Wednesday, February 13, 2013

Window on Eurasia: Russia Would Need 1,000 Years to Create a Modern Highway System at Current Construction Rates, Minister Says



Paul Goble

            Staunton, February 13 – Russia, the largest country on earth and one of the most poorly served by its highway system, would need a thousand years to build a modern one if the current rate of construction of 500 kilometers of new road a year continues, according to Transportation Minister Maksim Sokolov, who promises little relief even for Muscovites in the coming decades.

            Sokolov’s comment, offered in a December 2012 report to the Duma, has prompted Nikita Kruglyakov of “Novaya Versiya” to examine the situation.  His comments, posted online yesterday, suggest that the situation with regard to Russia’s roads may be even worse than Sokolov suggested (versia.ru/articles/2013/feb/11/dorogoy_dlinnou).

            According to the World Economic Forum, Russia ranks 130th about of 142 countries in terms of the quality of its roads, a situation that means the roads in Angola, Kyrgyzstan and Tajikistan are better than in the Russian Federation and one that puts severe constraints on the economic development of the country.

            As in many areas, the problems with Russia’s highway system reflect the large amount of corruption in that sector and the fact that “the more roads that are built in Russia, the more money has to be spent on their repair, and consequently there is ever less money remaining for new construction.”

            And both poor construction methods – compacting the substrate below the payment remains far beyond levels required elsewhere – and severe climatic conditions means that repairs have to be made frequently.  But they aren’t being made. The lack of money means that roads should be repaired every few years but aren’t for as much as 25 to 40.

            Government officials have promised that this figure will be reduced, but, Kruglyakov notes, “this will occur no earlier than 2018,” that is five years from now. In the meantime, Russia’s existing roads will continue to deteriorate, even as its highway system will expand over that period by only 2500 kilometers, less than one-half of one percent of the current total.

            Some experts, he says, have even more pessimistic estimates.  Mikhail Blinkin, head of the Moscow Institute of the Economics of Transportation and Transport Policy, says that far more money is needed and needed now both for new roads and repair of old ones. If it is not forthcoming, the time between repairs “sooner or later could grow to 70-80 years.”

            Many countries spend far less on highways than does Russia but have far better roads, Kryuglyakov observes.  He suggests that one of the reasons is that they build concrete rather than asphalt roads. In Russia, “only three percent” of the roads are constructed of concrete, but those, built in the 1960s and 1970s, “still do not need major repairs.”

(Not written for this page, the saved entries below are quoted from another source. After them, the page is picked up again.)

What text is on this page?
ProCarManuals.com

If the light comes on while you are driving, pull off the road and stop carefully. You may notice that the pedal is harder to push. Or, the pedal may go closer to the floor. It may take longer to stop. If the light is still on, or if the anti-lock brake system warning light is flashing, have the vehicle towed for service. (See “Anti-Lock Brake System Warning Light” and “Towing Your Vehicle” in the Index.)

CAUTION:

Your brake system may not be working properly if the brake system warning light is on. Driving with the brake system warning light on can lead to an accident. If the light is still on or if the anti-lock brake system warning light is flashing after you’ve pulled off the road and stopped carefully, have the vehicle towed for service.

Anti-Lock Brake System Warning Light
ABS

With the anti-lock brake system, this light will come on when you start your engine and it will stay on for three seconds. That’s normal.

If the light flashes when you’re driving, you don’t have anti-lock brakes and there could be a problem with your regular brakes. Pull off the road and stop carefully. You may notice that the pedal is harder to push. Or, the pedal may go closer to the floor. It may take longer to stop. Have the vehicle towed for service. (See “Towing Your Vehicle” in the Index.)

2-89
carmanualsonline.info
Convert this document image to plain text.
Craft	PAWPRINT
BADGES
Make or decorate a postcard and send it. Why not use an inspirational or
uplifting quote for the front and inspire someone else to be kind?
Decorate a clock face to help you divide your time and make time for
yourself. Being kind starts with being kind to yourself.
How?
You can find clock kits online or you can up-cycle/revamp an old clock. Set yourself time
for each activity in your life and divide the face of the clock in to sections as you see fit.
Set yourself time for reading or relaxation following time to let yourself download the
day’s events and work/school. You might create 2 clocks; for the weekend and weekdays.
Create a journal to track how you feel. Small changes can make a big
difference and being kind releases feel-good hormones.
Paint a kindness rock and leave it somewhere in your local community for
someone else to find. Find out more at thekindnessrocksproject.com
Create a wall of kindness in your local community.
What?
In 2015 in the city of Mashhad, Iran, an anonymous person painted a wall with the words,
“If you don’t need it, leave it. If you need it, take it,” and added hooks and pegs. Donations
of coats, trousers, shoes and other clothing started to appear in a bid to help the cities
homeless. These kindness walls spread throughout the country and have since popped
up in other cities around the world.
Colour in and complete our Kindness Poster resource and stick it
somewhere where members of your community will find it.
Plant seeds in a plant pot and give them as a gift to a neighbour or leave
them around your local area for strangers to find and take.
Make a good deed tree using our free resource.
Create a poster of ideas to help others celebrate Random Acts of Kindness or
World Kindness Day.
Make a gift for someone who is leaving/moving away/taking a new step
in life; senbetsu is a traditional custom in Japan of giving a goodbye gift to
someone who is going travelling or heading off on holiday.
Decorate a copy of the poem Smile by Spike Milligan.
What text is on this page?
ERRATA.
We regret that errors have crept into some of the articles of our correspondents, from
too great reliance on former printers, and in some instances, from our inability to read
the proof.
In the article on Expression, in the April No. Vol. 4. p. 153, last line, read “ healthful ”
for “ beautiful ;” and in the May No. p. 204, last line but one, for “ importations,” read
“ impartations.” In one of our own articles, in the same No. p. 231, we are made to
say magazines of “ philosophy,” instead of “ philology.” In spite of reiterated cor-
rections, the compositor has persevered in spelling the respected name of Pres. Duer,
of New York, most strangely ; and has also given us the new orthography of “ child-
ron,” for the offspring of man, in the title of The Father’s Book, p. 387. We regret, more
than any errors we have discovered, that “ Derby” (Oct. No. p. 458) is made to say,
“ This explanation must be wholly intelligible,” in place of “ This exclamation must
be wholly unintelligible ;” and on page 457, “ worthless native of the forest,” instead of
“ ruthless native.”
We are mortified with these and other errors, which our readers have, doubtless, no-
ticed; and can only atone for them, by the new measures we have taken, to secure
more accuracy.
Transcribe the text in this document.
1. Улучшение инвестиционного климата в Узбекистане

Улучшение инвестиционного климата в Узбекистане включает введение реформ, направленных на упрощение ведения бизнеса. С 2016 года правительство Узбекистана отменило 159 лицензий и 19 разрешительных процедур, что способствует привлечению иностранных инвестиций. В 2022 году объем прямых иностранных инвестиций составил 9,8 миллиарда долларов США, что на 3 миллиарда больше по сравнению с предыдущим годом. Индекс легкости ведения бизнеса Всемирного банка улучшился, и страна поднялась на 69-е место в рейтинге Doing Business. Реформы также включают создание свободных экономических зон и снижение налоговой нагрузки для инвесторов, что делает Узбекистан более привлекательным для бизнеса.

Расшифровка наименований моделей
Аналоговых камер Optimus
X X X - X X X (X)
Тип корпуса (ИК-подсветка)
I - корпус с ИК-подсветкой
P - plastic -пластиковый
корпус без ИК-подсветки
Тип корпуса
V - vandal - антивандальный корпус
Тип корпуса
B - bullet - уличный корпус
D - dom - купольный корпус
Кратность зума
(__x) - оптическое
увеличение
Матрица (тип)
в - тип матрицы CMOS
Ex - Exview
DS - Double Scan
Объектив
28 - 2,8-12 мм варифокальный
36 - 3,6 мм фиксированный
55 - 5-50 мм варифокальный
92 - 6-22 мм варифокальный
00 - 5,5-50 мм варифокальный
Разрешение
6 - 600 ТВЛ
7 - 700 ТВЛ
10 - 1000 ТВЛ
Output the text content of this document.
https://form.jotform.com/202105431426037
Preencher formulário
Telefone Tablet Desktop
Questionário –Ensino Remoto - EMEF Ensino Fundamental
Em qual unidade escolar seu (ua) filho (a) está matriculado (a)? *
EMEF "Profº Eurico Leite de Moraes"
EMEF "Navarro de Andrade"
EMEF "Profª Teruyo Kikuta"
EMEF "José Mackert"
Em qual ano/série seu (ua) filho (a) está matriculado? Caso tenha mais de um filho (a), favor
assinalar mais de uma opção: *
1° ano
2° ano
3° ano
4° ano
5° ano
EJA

            One of the reasons that Moscow has not used concrete is that highways built with tit are up to 50 percent more expensive than are those which use asphalt and because the economics of the road industry in the country are such that construction firms make more money rebuilding highways than they do constructing new ones.

            The situation with Russia’s roads and highways has become particularly acute in the capital.  There, the government has failed to fully fund its roads program over the last several years. But experts say the program is defective in and of itself because it does not reflect a general plan.

            Thus, eight-lane highways feed into two-lane ones, something that cannot fail to lead to traffic tie ups. And there is little attention to side roads or to things like bridges over railways, something that is making the situation still worse even as the number of cars continues to increase.

            Even when major roads are fixed, Nikita Polyansky at Probok.net says, that in and of itself does little because officials have not yet learned how to allow for drivers to make turns in a simple way. Consequently, even though Muscovites currently have only half as many cars per capita as European capital residents, they currently face far more difficulties.

            Their problems will only increase as the number of cars goes up, Kryuglyakov says, but the situation beyond the ring road will continue to be dire, with cars and even trucks trapped in mud a continuing issue and with many facing the challenge that given the absence of roads, one simply can’t get from here to there on the ground, unless the rivers are frozen.